OWACK, in his “Antiquities of Middlesex,” writing in the reign of Queen Anne, in 1705, tells us of her improvements: “There is a noble collection of foreign plants and fine neat greens, which makes it pleasant all the year, and the contrivance, variety, and disposition of the whole is extremely pleasing, and so frugal have they been of the room they had, that there was not an inch but what is well improved, the whole with the house not being above twenty-six acres. Her Majesty has been pleased lately to plant near thirty acres more towards the north, separated from the rest by a stately green-house, not yet finished; upon this spot is near one hundred men daily at work, and so great is the progress they have made, that in less than nine months the whole is levelled, laid out, and planted, and when finished will be very fine. Her Majesty’s gardener had the management of this.” Of Queen Anne’s “stately green-house” we shall speak in a moment.
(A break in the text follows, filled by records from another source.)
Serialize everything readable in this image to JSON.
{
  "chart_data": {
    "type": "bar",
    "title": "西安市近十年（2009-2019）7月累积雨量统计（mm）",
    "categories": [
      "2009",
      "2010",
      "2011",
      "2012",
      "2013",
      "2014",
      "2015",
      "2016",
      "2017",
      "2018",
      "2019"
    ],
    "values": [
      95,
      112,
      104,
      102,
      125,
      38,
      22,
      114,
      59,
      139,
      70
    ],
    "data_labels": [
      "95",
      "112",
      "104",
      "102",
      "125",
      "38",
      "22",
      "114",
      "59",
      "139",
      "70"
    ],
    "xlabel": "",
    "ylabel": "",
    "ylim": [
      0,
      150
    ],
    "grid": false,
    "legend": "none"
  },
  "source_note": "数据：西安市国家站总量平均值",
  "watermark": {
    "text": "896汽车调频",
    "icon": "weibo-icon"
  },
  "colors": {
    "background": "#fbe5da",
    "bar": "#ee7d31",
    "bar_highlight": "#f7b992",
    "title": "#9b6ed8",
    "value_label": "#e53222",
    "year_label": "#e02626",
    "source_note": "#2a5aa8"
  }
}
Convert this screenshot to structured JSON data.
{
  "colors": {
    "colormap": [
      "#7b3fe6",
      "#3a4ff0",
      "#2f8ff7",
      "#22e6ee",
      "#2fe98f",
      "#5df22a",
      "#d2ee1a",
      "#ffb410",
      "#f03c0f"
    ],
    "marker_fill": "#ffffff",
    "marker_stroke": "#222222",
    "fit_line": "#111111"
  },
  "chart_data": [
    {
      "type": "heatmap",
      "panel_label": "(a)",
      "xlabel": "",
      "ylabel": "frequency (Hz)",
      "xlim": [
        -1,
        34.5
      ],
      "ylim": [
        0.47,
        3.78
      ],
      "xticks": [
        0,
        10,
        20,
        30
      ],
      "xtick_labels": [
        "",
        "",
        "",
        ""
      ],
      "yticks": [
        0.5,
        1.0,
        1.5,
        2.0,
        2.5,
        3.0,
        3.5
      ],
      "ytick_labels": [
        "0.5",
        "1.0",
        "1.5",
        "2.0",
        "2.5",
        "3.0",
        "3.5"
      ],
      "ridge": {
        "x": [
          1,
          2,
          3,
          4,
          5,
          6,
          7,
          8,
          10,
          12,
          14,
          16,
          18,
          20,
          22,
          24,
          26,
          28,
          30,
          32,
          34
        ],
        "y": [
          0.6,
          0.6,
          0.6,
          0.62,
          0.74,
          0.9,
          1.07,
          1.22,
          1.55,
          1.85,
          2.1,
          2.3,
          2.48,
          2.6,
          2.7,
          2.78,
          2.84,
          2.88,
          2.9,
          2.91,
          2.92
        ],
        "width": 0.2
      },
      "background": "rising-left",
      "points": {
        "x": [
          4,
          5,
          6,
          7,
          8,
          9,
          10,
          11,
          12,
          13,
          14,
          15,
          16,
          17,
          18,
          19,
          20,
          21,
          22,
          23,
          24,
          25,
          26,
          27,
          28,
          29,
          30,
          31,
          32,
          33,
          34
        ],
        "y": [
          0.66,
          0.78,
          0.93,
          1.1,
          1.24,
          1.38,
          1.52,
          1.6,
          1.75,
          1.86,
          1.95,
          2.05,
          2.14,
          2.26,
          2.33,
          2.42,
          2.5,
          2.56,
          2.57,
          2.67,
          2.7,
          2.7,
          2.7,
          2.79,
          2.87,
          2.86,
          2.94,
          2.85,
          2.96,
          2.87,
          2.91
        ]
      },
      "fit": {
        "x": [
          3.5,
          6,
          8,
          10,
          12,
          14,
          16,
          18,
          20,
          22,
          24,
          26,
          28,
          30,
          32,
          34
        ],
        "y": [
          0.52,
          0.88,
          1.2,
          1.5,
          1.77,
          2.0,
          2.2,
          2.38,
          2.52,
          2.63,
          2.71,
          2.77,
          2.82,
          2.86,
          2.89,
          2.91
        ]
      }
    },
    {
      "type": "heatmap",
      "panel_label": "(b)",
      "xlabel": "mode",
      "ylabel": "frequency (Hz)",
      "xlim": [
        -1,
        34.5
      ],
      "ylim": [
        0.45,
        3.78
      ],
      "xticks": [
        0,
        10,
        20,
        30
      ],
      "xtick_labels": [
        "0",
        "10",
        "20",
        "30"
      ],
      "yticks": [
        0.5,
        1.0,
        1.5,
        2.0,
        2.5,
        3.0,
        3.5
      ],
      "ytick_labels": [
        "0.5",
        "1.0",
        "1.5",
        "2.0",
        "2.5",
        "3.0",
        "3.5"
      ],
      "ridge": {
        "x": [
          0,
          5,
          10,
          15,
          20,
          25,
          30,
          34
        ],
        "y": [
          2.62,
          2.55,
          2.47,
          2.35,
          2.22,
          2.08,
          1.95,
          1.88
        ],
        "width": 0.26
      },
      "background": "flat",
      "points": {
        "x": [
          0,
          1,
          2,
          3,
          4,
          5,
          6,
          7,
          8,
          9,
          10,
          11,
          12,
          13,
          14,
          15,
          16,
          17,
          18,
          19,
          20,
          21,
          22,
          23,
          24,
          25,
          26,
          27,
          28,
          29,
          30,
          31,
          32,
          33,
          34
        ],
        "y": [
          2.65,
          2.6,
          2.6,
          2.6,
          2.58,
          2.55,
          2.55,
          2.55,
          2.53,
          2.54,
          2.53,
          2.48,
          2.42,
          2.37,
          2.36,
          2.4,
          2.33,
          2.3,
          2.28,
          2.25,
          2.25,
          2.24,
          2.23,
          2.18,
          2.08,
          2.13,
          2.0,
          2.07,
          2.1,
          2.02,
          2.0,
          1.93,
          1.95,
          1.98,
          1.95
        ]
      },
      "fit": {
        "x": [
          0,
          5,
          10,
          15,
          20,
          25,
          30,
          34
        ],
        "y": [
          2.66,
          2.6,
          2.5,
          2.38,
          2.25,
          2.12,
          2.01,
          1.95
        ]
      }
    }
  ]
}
Addison, also, in No. 477 of the “Spectator,” expatiated on the beauties of the gardens: “Wise and London are our heroick poets; and if, as a critic, I may single out any passage of their works to commend, I shall take notice of that part in the upper garden, at Kensington, which was at first nothing but a gravel pit. It must have been a fine genius for gardening, that could have thought of forming such an unsightly hollow into so beautiful an area, and to have hit the eye with so uncommon and agreeable a scene as that which it is now wrought into.”
The cost of these improvements amounted to several thousands of pounds—in levelling, planting, turfing, gravelling. The appearance of the east and south gardens in the reign of Queen Anne will, as we have already said, best be conveyed by Kip’s plate; the general plan of the new enclosed garden to the north, north-east, and north-west, by Rocque’s engraving, published in 1736. From this we see that Queen Caroline, who embarked in so many gardening enterprises, left Queen Anne’s new gardens substantially intact; though she made a clean sweep of all the old fantastic figured flower beds and formal walks of William III.’s parterres to the south and east of the Palace; substituting therefor bare and blank expanses of lawn and wide gravel paths.